Exenatide has been shown to work through several actions, including the stimulation of insulin secretion only when blood sugar is above normal and by restoring the first-phase insulin response. First-phase insulin response is a normal process of insulin-producing cells in the pancreas that is lost in patients who develop type 2 diabetes.
"The availability of a treatment that lowers blood sugar to a healthy range, lowers weight, and has the potential to help restore the response of the body's insulin-producing cells is an exciting advance for patients with type 2 diabetes," said Professor Anthony Barnett of the University of Birmingham and Birmingham Heartlands Hospital in the United Kingdom and an investigator for the exenatide clinical studies. "Exenatide is an appropriate option to consider when patients cannot control their blood sugar using one or more oral medications."
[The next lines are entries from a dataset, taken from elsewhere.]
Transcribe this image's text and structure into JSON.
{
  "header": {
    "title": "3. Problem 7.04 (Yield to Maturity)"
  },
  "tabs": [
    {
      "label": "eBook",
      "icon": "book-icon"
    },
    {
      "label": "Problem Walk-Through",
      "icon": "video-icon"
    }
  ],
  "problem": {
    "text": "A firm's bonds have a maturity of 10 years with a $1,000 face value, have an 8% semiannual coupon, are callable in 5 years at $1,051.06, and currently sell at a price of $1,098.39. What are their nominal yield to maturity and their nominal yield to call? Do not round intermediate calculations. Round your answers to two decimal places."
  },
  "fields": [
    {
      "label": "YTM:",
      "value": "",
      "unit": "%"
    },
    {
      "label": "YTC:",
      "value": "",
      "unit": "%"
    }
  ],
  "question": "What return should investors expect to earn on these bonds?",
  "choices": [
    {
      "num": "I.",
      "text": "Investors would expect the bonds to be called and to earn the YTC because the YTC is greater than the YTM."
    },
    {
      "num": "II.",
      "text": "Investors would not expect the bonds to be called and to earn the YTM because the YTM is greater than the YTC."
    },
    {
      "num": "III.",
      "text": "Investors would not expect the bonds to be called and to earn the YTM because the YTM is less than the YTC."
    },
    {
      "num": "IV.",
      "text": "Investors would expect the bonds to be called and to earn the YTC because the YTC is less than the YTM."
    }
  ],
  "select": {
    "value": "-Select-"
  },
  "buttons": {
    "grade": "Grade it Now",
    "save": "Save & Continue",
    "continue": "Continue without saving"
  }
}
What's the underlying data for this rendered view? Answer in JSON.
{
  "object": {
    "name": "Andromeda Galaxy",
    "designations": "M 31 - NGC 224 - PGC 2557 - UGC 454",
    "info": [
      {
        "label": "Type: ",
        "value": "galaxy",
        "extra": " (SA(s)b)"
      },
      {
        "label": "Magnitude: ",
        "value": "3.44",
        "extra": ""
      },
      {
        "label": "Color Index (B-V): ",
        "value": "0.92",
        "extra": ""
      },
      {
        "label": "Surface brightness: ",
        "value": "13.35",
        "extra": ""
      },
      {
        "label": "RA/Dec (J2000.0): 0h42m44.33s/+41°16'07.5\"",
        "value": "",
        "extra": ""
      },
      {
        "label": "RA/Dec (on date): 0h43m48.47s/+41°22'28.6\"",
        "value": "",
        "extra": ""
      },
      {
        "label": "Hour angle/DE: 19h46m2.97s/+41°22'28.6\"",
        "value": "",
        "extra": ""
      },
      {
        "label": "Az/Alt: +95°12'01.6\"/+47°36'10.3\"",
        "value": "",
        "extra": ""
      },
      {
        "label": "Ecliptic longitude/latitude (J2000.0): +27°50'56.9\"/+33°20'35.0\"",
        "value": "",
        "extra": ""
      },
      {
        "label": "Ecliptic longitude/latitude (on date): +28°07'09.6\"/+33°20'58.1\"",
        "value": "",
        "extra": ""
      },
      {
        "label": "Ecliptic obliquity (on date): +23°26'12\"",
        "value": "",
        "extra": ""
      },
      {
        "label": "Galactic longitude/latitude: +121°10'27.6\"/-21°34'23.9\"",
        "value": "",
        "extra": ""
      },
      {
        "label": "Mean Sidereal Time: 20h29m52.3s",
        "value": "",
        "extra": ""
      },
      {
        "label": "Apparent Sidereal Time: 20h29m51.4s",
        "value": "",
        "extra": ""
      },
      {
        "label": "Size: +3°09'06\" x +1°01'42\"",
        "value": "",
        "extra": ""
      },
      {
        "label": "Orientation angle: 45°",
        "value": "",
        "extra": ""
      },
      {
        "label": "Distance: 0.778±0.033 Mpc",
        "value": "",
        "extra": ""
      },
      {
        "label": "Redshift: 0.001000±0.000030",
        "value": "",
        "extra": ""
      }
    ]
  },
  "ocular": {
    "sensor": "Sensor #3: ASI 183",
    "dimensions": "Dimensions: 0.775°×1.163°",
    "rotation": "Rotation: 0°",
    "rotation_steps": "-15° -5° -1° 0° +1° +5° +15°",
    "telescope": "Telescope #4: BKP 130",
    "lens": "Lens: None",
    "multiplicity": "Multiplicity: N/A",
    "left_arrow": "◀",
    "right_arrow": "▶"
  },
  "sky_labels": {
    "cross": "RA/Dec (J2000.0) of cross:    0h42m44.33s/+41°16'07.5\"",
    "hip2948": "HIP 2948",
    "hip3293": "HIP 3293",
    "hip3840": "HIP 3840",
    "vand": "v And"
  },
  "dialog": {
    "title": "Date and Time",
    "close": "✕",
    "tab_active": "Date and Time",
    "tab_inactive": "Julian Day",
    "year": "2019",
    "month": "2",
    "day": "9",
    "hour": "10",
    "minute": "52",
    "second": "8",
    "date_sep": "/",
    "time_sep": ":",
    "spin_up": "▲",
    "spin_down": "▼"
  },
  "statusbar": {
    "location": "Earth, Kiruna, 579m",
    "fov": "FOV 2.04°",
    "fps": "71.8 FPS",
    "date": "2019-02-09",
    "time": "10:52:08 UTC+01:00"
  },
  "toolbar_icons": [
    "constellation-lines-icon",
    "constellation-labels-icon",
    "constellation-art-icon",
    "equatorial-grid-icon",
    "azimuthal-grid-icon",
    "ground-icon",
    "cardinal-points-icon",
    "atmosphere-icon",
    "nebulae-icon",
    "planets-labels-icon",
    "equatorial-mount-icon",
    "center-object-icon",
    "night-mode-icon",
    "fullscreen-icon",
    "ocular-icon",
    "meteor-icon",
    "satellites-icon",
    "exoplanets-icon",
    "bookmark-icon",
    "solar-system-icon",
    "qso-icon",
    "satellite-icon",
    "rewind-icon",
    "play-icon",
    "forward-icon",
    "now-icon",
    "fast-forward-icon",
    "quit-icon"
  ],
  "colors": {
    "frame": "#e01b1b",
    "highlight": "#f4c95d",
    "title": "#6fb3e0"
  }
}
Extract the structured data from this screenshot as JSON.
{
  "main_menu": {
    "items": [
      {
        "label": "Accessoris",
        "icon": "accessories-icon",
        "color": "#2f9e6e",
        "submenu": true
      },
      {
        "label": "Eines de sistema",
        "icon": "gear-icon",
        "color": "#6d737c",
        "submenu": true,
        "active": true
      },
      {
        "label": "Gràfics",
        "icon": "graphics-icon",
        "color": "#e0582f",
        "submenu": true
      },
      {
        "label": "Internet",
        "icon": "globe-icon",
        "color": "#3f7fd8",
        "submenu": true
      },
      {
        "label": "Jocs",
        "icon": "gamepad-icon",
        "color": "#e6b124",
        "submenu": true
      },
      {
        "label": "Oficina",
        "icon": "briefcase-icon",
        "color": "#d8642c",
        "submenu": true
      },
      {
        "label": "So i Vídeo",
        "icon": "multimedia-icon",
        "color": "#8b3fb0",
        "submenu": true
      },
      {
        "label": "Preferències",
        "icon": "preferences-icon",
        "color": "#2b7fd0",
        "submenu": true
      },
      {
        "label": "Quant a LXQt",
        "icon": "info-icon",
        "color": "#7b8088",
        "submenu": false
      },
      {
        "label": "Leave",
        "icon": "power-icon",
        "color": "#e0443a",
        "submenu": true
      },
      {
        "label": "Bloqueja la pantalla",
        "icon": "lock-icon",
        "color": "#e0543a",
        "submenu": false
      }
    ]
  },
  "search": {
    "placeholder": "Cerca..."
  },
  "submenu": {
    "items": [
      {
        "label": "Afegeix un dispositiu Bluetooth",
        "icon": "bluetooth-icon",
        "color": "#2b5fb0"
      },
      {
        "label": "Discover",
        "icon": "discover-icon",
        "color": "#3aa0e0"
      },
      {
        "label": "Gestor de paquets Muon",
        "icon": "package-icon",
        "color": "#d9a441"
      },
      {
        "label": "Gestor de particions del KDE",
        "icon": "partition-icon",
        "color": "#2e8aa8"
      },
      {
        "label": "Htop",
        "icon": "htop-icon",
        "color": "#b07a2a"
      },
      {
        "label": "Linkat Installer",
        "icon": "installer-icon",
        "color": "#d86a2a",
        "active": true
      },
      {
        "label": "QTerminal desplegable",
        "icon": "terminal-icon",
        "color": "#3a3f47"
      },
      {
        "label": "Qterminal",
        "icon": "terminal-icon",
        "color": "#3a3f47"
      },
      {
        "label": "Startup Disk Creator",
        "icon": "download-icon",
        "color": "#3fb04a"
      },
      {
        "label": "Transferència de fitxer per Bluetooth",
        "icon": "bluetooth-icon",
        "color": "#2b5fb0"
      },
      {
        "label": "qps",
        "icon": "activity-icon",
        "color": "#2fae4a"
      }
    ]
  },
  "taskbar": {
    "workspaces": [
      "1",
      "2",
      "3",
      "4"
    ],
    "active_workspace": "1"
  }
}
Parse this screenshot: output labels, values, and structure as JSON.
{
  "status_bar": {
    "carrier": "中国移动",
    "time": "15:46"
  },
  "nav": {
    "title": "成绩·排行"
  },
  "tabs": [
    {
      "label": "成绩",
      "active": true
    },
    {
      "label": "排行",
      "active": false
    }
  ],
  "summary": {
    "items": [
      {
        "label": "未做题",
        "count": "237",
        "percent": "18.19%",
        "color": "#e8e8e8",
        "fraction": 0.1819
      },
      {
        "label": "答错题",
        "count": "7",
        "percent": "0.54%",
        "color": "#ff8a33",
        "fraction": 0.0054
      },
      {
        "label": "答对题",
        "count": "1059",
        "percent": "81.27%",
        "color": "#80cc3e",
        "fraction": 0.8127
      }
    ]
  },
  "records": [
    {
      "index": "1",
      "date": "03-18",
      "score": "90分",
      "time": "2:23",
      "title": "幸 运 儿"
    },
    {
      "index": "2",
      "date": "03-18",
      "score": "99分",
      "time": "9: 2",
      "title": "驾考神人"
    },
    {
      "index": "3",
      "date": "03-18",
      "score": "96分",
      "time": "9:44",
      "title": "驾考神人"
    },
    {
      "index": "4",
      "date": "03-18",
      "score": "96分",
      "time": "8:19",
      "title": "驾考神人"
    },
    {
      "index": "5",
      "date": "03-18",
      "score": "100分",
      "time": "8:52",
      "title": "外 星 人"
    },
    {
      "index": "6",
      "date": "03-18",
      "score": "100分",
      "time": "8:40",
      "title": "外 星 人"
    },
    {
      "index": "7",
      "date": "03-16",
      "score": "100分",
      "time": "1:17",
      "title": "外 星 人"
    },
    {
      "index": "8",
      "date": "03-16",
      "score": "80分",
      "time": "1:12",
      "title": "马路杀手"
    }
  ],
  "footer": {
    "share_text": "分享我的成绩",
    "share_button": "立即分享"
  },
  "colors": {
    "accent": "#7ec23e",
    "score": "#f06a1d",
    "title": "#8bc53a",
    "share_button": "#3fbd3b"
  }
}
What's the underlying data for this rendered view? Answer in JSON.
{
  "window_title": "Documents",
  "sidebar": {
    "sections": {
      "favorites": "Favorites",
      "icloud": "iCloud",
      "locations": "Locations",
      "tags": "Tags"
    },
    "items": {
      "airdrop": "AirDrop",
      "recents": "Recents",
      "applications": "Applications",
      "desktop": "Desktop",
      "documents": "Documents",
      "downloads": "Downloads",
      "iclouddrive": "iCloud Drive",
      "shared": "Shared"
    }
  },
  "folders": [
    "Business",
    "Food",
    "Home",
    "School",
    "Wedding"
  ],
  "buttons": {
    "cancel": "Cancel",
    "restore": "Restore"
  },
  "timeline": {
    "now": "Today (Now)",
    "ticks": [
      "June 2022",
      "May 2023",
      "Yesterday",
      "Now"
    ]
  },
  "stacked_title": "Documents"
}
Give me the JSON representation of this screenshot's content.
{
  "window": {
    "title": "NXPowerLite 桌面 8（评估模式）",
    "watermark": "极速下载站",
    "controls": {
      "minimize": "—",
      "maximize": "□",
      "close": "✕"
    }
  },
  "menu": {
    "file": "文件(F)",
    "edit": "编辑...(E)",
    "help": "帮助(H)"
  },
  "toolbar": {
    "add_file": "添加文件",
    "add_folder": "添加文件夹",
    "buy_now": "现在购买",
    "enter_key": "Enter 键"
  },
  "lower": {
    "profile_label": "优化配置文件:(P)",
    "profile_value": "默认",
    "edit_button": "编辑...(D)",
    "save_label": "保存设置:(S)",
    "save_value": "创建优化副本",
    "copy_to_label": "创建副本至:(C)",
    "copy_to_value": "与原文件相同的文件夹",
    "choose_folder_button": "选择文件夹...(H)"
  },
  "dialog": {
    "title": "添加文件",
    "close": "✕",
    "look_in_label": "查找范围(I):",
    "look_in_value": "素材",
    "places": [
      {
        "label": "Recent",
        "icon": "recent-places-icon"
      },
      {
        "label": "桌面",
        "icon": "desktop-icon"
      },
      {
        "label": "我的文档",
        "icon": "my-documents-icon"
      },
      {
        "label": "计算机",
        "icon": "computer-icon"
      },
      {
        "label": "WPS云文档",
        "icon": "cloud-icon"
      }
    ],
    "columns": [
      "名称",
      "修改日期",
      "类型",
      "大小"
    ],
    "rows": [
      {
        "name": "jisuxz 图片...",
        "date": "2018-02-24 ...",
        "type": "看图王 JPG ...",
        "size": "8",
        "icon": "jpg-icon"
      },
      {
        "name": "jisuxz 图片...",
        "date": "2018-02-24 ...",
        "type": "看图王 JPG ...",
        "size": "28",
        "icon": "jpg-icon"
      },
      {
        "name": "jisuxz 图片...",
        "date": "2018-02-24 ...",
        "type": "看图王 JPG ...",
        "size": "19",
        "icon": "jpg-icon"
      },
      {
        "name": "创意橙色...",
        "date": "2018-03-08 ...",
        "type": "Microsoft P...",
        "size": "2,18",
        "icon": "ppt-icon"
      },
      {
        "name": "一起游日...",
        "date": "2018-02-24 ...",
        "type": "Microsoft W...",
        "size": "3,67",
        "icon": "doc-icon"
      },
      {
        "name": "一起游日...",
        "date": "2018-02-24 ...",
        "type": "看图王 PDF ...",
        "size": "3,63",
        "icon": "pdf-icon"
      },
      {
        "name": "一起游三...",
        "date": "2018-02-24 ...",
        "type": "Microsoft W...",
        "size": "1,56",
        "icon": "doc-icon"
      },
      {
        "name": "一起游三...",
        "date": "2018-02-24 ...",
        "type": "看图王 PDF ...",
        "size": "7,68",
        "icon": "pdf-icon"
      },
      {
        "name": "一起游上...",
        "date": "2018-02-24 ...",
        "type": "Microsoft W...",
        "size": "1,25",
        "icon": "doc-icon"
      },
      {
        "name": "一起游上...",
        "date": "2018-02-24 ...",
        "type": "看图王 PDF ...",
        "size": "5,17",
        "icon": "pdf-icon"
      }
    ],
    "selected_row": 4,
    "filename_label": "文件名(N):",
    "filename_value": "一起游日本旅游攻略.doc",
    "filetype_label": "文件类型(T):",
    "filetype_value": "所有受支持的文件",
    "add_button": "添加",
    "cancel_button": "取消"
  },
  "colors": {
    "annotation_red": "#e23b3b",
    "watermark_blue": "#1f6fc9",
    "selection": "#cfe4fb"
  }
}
"More than 48 million people in Europe are estimated to have diabetes," said Abbas Hussain, president of European operations for Lilly. "The rapid increase in the prevalence of diabetes and the need for innovative new treatments has never been more critical than it is today. This approval of exenatide is a major step forward in giving health care professionals and patients in all European countries a new treatment option for the management of type 2 diabetes. Diabetes is an area of tremendous unmet medical need, and we are committed to being a leader in developing new therapies for patients."